On March 21, 1933, he photographed the fateful "Day of Potsdam", where the
aged President Paul von Hindenburg handed Germany over to Adolf Hitler. On
assignment for the Berliner Illustrirte Zeitung, he photographed Hitler's
inner circle, ironically because he was a Jew and a foreigner.
In 1934, the Nazis nationalized the Berliner Illustrirte Zeitung, fired
its Jewish editor-in-chief, Kurt Korff, and replaced its innovative
photography with pictures of German troops.
Munkácsi left for New York, where he signed on, for a substantial
$100,000, with Harper's Bazaar, a top fashion magazine. Innovatively, he
often left the studio to shoot outdoors, on the beach, on farms and
fields, at an airport. He produced one of the first articles ilustrated
with nude photographs in a popular magazine.
His portraits include Katharine Hepburn, Leslie Howard, Jean Harlow, Joan
Crawford, Jane Russell, Louis Armstrong, and the definitive dance
photograph of Fred Astaire.
Munkácsi died in poverty and controversy. Several universities and museums
declined to accept his archives, and they were scattered around the world.
Berlin's Ullstein Archives and Hamburg's F. C. Gundlach collection are
home to two of the largest collections of Munkácsi's work.
In 1932, the young Henri Cartier-Bresson, at the time an undirected
photographer who catalogued his travels and his friends, saw the Munkácsi
photograph Three Boys at Lake Tanganyika, taken on a beach in Liberia.

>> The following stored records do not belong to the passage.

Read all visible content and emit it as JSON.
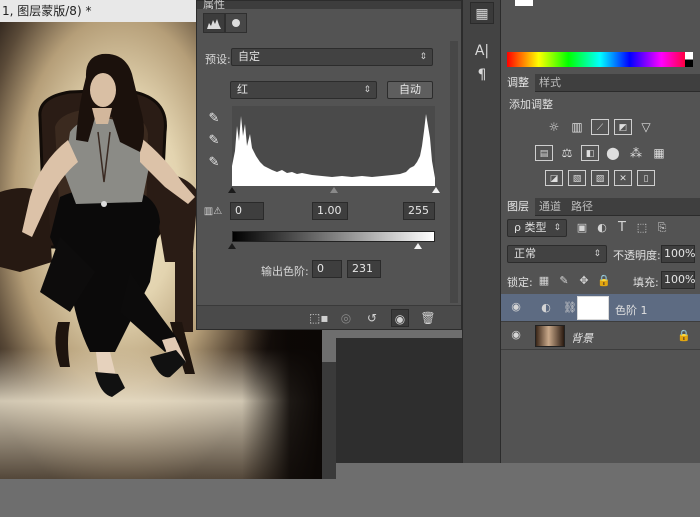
{
  "document": {
    "tab_title": "1, 图层蒙版/8) *"
  },
  "properties": {
    "panel_title": "属性",
    "preset_label": "预设:",
    "preset_value": "自定",
    "channel_value": "红",
    "auto_button": "自动",
    "input_black": "0",
    "input_gamma": "1.00",
    "input_white": "255",
    "output_label": "输出色阶:",
    "output_black": "0",
    "output_white": "231"
  },
  "adjustments": {
    "tabs": [
      "调整",
      "样式"
    ],
    "title": "添加调整"
  },
  "layers": {
    "tabs": [
      "图层",
      "通道",
      "路径"
    ],
    "filter_label": "ρ 类型",
    "blend_mode": "正常",
    "opacity_label": "不透明度:",
    "opacity_value": "100%",
    "lock_label": "锁定:",
    "fill_label": "填充:",
    "fill_value": "100%",
    "rows": [
      {
        "name": "色阶 1",
        "selected": true
      },
      {
        "name": "背景",
        "selected": false
      }
    ]
  },
  "colors": {
    "panel_bg": "#535353",
    "selected_row": "#5d6b82",
    "accent_white": "#ffffff"
  }
}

Cartier-Bresson later said, "For me this photograph was the spark that
ignited my enthusiasm. I suddenly realized that, by capturing the moment,
photography was able to achieve eternity. It is the only photograph to
have influenced me. This picture has such intensity, such joie de vivre,
such a sense of wonder that it continues to fascinate me to this day." He
paraphrased this many times during his life, including the quotation, "I
suddenly understood that photography can fix eternity in a moment. It is
the only photo that influenced me. There is such intensity in this image,
such spontaneity, such joie de vivre, such miraculousness, that even today
it still bowls me over."
Richard Avedon said of Munkácsi, "He brought a taste for happiness and
honesty and a love of women to what was, before him, a joyless, loveless,
lying art. Today the world of what is called fashion is peopled with
Munkácsi's babies, his heirs.... The art of Munkácsi lay in what he wanted
life to be, and he wanted it to be splendid. And it was."